Even as a proxy for measuring the value of investment advice, portfolio returns would not be an optimal measure. Market returns are variable and depend on economic factors, current events, confidence of investors in the market and a myriad of other factors.

Due to these factors, it is possible for a client to have a financial planner that made good recommendations that truly are optimal for the client and earn a negative rate of return in his or her investment portfolio.

Alpha is an alternative to using portfolio returns as a measure of quality of advice. Alpha is calculated by subtracting the return of the market from the return generated by a given financial planner. Another way to think of alpha is as the premium generated by the investment adviser above and beyond the return that the investor would have earned if he or she had just invested into the market.

Investment managers always aim to generate alpha as a means to justify the fees they charge for their advice. Although it is possible to generate alpha, it is rare for investment managers to consistently generate alpha. Those familiar with the Efficient Market Hypothesis will not find this surprising.

The Efficient Market Hypothesis suggests that, if markets are strong, investors cannot beat the market because new information that will affect portfolio returns already will be factored into the prices.
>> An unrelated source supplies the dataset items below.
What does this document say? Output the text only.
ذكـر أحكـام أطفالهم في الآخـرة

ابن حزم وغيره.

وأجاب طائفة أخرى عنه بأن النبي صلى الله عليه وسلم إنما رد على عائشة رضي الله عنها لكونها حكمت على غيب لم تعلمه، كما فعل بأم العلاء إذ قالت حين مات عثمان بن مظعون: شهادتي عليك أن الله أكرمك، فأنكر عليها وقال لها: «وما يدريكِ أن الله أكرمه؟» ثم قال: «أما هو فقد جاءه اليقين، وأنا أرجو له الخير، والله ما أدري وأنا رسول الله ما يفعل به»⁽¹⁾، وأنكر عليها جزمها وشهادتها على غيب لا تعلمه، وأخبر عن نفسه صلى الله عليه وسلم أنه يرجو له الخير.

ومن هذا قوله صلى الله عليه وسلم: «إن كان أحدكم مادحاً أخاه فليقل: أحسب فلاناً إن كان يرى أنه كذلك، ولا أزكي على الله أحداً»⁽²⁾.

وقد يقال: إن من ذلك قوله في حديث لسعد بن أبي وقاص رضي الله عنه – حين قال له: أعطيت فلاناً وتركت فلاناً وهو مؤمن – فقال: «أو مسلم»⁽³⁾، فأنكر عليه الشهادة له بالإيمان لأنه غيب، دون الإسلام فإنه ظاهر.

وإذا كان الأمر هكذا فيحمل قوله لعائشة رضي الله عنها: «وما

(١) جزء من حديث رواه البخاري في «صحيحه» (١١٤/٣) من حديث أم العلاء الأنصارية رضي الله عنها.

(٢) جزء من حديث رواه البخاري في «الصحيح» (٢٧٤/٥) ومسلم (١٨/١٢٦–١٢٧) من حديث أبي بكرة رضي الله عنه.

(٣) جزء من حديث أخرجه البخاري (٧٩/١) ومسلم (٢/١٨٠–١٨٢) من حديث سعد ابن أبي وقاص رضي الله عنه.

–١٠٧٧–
Even if markets are semi-strong, it is only possible to beat the market with inside information, which bears strong consequences in the United States.

In addition, with the rise of technology, computers and trading algorithms have taken over most of the trading that occurs. These computers are immensely powerful and can purchase millions of dollars of investments within fractions of a second. No human being can make investment decisions or process vast sums of new information as quickly as these computers.
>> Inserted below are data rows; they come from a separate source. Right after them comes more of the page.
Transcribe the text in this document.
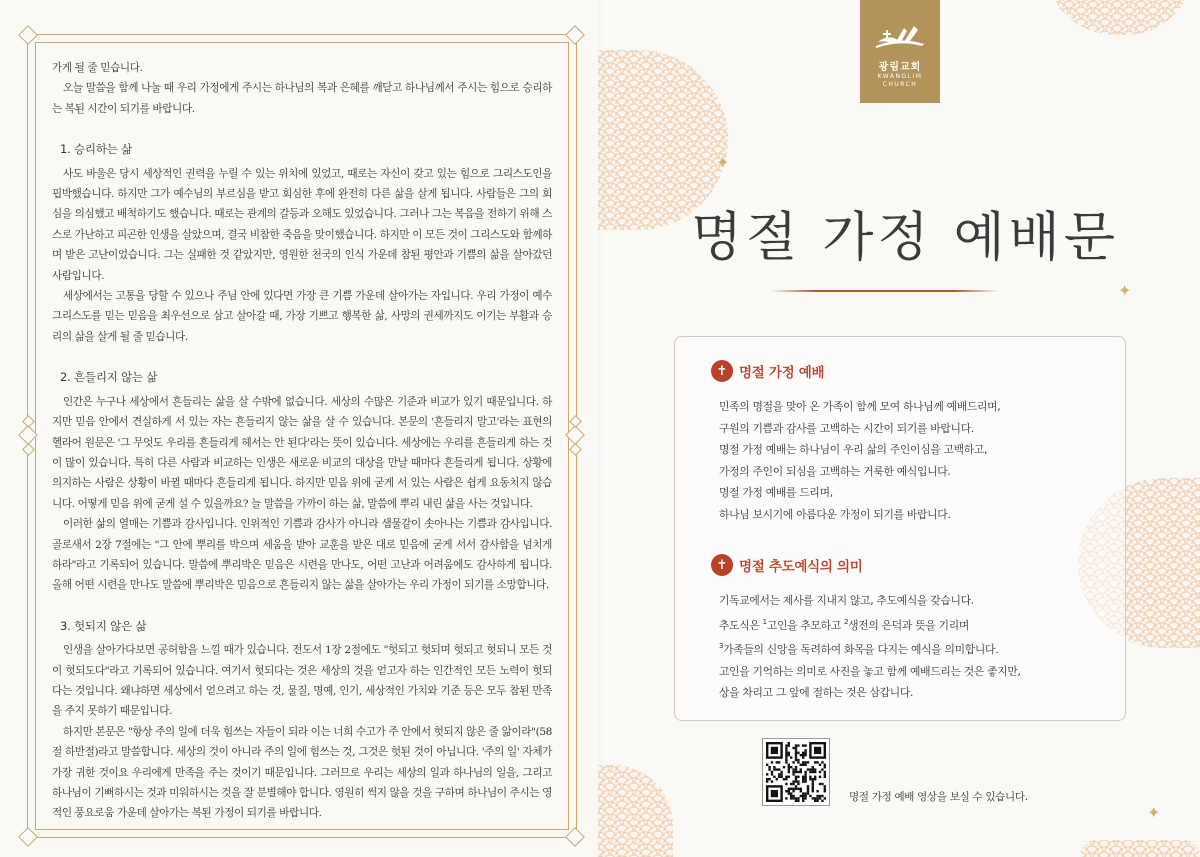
가게 될 줄 믿습니다.

오늘 말씀을 함께 나눌 때 우리 가정에게 주시는 하나님의 복과 은혜를 깨닫고 하나님께서 주시는 힘으로 승리하는 복된 시간이 되기를 바랍니다.

1. 승리하는 삶

사도 바울은 당시 세상적인 권력을 누릴 수 있는 위치에 있었고, 때로는 자신이 갖고 있는 힘으로 그리스도인을 핍박했습니다. 하지만 그가 예수님의 부르심을 받고 회심한 후에 완전히 다른 삶을 살게 됩니다. 사람들은 그의 회심을 의심했고 배척하기도 했습니다. 때로는 관계의 갈등과 오해도 있었습니다. 그러나 그는 복음을 전하기 위해 스스로 가난하고 피곤한 인생을 살았으며, 결국 비참한 죽음을 맞이했습니다. 하지만 이 모든 것이 그리스도와 함께하며 받은 고난이었습니다. 그는 실패한 것 같았지만, 영원한 천국의 인식 가운데 참된 평안과 기쁨의 삶을 살아갔던 사람입니다.

세상에서는 고통을 당할 수 있으나 주님 안에 있다면 가장 큰 기쁨 가운데 살아가는 자입니다. 우리 가정이 예수 그리스도를 믿는 믿음을 최우선으로 삼고 살아갈 때, 가장 기쁘고 행복한 삶, 사망의 권세까지도 이기는 부활과 승리의 삶을 살게 될 줄 믿습니다.

2. 흔들리지 않는 삶

인간은 누구나 세상에서 흔들리는 삶을 살 수밖에 없습니다. 세상의 수많은 기준과 비교가 있기 때문입니다. 하지만 믿음 안에서 견실하게 서 있는 자는 흔들리지 않는 삶을 살 수 있습니다. 본문의 '흔들리지 말고'라는 표현의 헬라어 원문은 '그 무엇도 우리를 흔들리게 헤서는 안 된다'라는 뜻이 있습니다. 세상에는 우리를 흔들리게 하는 것이 많이 있습니다. 특히 다른 사람과 비교하는 인생은 새로운 비교의 대상을 만날 때마다 흔들리게 됩니다. 상황에 의지하는 사람은 상황이 바뀔 때마다 흔들리게 됩니다. 하지만 믿음 위에 굳게 서 있는 사람은 쉽게 요동치지 않습니다. 어떻게 믿음 위에 굳게 설 수 있을까요? 늘 말씀을 가까이 하는 삶, 말씀에 뿌리 내린 삶을 사는 것입니다.

이러한 삶의 열매는 기쁨과 감사입니다. 인위적인 기쁨과 감사가 아니라 샘물같이 솟아나는 기쁨과 감사입니다. 골로새서 2장 7절에는 "그 안에 뿌리를 박으며 세움을 받아 교훈을 받은 대로 믿음에 굳게 서서 감사함을 넘치게 하라"라고 기록되어 있습니다. 말씀에 뿌리박은 믿음은 시련을 만나도, 어떤 고난과 어려움에도 감사하게 됩니다. 올해 어떤 시련을 만나도 말씀에 뿌리박은 믿음으로 흔들리지 않는 삶을 살아가는 우리 가정이 되기를 소망합니다.

3. 헛되지 않은 삶

인생을 살아가다보면 공허함을 느낄 때가 있습니다. 전도서 1장 2절에도 "헛되고 헛되며 헛되고 헛되니 모든 것이 헛되도다"라고 기록되어 있습니다. 여기서 헛되다는 것은 세상의 것을 얻고자 하는 인간적인 모든 노력이 헛되다는 것입니다. 왜냐하면 세상에서 얻으려고 하는 것, 물질, 명예, 인기, 세상적인 가치와 기준 등은 모두 참된 만족을 주지 못하기 때문입니다.

하지만 본문은 "항상 주의 일에 더욱 힘쓰는 자들이 되라 이는 너희 수고가 주 안에서 헛되지 않은 줄 앎이라"(58절 하반절)라고 말씀합니다. 세상의 것이 아니라 주의 일에 힘쓰는 것, 그것은 헛된 것이 아닙니다. '주의 일' 자체가 가장 귀한 것이요 우리에게 만족을 주는 것이기 때문입니다. 그러므로 우리는 세상의 일과 하나님의 일을, 그리고 하나님이 기뻐하시는 것과 미워하시는 것을 잘 분별해야 합니다. 영원히 썩지 않을 것을 구하며 하나님이 주시는 영적인 풍요로움 가운데 살아가는 복된 가정이 되기를 바랍니다.

✦
✦
✦
광림교회
KWANGLIM
CHURCH
명절 가정 예배문
✝ 명절 가정 예배

민족의 명절을 맞아 온 가족이 함께 모여 하나님께 예배드리며,

구원의 기쁨과 감사를 고백하는 시간이 되기를 바랍니다.

명절 가정 예배는 하나님이 우리 삶의 주인이심을 고백하고,

가정의 주인이 되심을 고백하는 거룩한 예식입니다.

명절 가정 예배를 드리며,

하나님 보시기에 아름다운 가정이 되기를 바랍니다.

✝ 명절 추도예식의 의미

기독교에서는 제사를 지내지 않고, 추도예식을 갖습니다.

추도식은 $^1$고인을 추모하고 $^2$생전의 은덕과 뜻을 기리며

$^3$가족들의 신앙을 독려하여 화목을 다지는 예식을 의미합니다.

고인을 기억하는 의미로 사진을 놓고 함께 예배드리는 것은 좋지만,

상을 차리고 그 앞에 절하는 것은 삼갑니다.

명절 가정 예배 영상을 보실 수 있습니다.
An important concept related to portfolio returns is risk. Beta is a measure of risk in the market. It is one of the inputs in the Capital Asset Pricing Model, which is used to construct efficient frontiers within Markowitz’s Modern Portfolio Theory.

Returns for two different portfolios would not be comparable unless they are compared on a risk-adjusted basis. Increasing the amount of risk in a portfolio increases the potential for greater returns; however, increasing risk also increases the potential magnitude of losses.
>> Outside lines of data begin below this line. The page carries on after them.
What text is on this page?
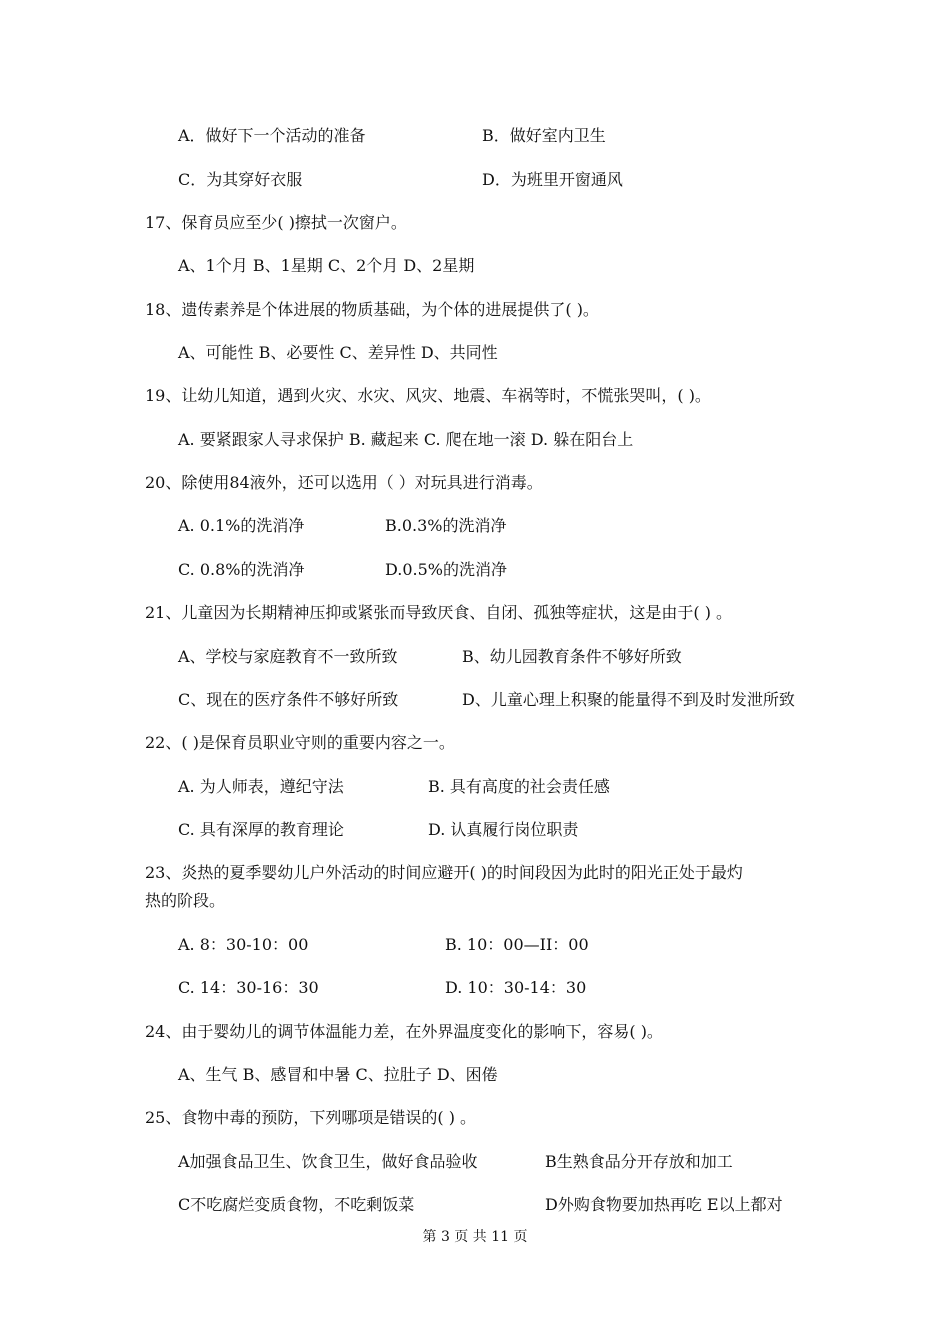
A．做好下一个活动的准备	B．做好室内卫生
C．为其穿好衣服	D．为班里开窗通风
17、保育员应至少( )擦拭一次窗户。
A、1个月 B、1星期 C、2个月 D、2星期
18、遗传素养是个体进展的物质基础，为个体的进展提供了( )。
A、可能性 B、必要性 C、差异性 D、共同性
19、让幼儿知道，遇到火灾、水灾、风灾、地震、车祸等时，不慌张哭叫，( )。
A. 要紧跟家人寻求保护 B. 藏起来 C. 爬在地一滚 D. 躲在阳台上
20、除使用84液外，还可以选用（ ）对玩具进行消毒。
A. 0.1%的洗消净	B.0.3%的洗消净
C. 0.8%的洗消净	D.0.5%的洗消净
21、儿童因为长期精神压抑或紧张而导致厌食、自闭、孤独等症状，这是由于( ) 。
A、学校与家庭教育不一致所致	B、幼儿园教育条件不够好所致
C、现在的医疗条件不够好所致	D、儿童心理上积聚的能量得不到及时发泄所致
22、( )是保育员职业守则的重要内容之一。
A. 为人师表，遵纪守法	B. 具有高度的社会责任感
C. 具有深厚的教育理论	D. 认真履行岗位职责
23、炎热的夏季婴幼儿户外活动的时间应避开( )的时间段因为此时的阳光正处于最灼
热的阶段。
A. 8：30-10：00	B. 10：00—II：00
C. 14：30-16：30	D. 10：30-14：30
24、由于婴幼儿的调节体温能力差，在外界温度变化的影响下，容易( )。
A、生气 B、感冒和中暑 C、拉肚子 D、困倦
25、食物中毒的预防，下列哪项是错误的( ) 。
A加强食品卫生、饮食卫生，做好食品验收	B生熟食品分开存放和加工
C不吃腐烂变质食物，不吃剩饭菜	D外购食物要加热再吃 E以上都对
第 3 页 共 11 页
This brings up another reason why portfolio returns are not a good measure for the value of advice. A financial planner could provide the same advice to two clients, use the same investment philosophy and the same investments (although not the same allocation to each investment), and use the same risk tolerance measure for both.

If these clients have different risk tolerance scores and the adviser acts in the clients’ best interests by allocating their portfolios in accordance with their risk tolerance scores, the returns of these portfolios will be different given the different levels of risk exposure within each portfolio.

A more appropriate measure than portfolio returns for quantifying the value of a tax recommendation would be the amount of money the client saved on taxes by implementing the recommendation.

Financial planners provide value in counseling their clients and managing their clients’ behaviors. Vanguard’s research has shown that behavioral management is the most valuable service a financial planner provides, even more valuable than key functions such as asset allocation and asset location.